Das Seltsame ist: Auch Gott, als er in Jesus auf die Welt kam, war alles andere als ein Superstar, so wie wir ihn uns vorstellen. Gerade haben wir es gefeiert, vor ein paar Wochen davon gehört: er war so arm, dass er in einer Krippe schlafen musste als Kind. Die ersten, die von seiner Geburt hörten, das waren nicht irgendwelche Weisen und Schriftgelehrten, die jeden Tag die Bibel studierten und überall hoch angesehen waren. Nein, es waren die Hirten, die, mit denen niemand etwas zu tun haben wollte, die ausgestoßenen aus der Gesellschaft. Vielleicht konnten nur sie wirklich erfassen, was das heißt: Gott wird einer von uns. Er kommt eben nicht als einer der Großen und Mächtigen, sondern ganz klein.

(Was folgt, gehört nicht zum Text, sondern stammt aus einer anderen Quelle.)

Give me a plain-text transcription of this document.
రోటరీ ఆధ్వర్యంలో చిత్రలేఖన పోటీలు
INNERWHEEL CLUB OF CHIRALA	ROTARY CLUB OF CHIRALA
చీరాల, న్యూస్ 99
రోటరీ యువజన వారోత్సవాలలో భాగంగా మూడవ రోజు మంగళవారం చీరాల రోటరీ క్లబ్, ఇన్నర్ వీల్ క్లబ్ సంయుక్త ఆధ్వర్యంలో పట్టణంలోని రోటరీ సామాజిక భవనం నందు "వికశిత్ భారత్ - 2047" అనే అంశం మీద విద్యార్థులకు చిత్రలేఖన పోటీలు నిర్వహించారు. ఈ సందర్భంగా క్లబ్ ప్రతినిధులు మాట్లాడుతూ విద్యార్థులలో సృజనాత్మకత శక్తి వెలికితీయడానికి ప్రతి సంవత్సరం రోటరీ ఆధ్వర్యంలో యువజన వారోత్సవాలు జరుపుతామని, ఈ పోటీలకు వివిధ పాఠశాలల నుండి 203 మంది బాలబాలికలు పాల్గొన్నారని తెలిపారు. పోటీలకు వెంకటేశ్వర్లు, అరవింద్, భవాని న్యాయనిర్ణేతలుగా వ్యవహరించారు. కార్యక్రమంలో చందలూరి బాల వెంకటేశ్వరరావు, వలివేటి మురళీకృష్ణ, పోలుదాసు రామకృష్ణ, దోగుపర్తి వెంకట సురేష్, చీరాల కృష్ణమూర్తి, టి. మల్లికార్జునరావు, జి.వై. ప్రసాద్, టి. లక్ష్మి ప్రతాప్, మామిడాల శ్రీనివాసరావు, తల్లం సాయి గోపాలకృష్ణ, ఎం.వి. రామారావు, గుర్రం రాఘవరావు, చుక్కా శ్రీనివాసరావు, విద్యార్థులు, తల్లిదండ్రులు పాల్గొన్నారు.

Und auch am Ende seines Lebens steht er da wie ein Versager: Verurteilt zum Tod am Kreuz als Schwerverbrecher. Das soll der Messias sein? Niemals! So sagen die Juden. Der Messias, das ist der Gesalbte Gottes, der das Großreich Israels wieder errichten wird, als ein Nachkomme von König David. Der die Römer aus dem Land vertreiben und Israel wieder in die politische Selbständigkeit und in eine neue Blüte führen wird. Ein Ärgernis für die Juden ist er, dieser gekreuzigte Messias. So schreibt es Paulus wenige Zeilen vor unserem Predigttext: Wir aber predigen den gekreuzigten Christus, den Juden ein Ärgernis und den Griechen eine Torheit.
Auch die Griechen, also die Philosophen der damaligen Zeit, können das nicht akzeptieren: Für sie ist Gott per Definition etwas Großes, Unnahbares, vielleicht sogar Unveränderbares. Jedenfalls ein Wesen, das so weit weg ist von uns, dass wir uns nur noch klein und unbedeutend vorkommen können. Ein Gott, der leidet und stirbt am Kreuz? Unvorstellbar! So etwas ist töricht. Wer daran glaubt, ist selber schuld.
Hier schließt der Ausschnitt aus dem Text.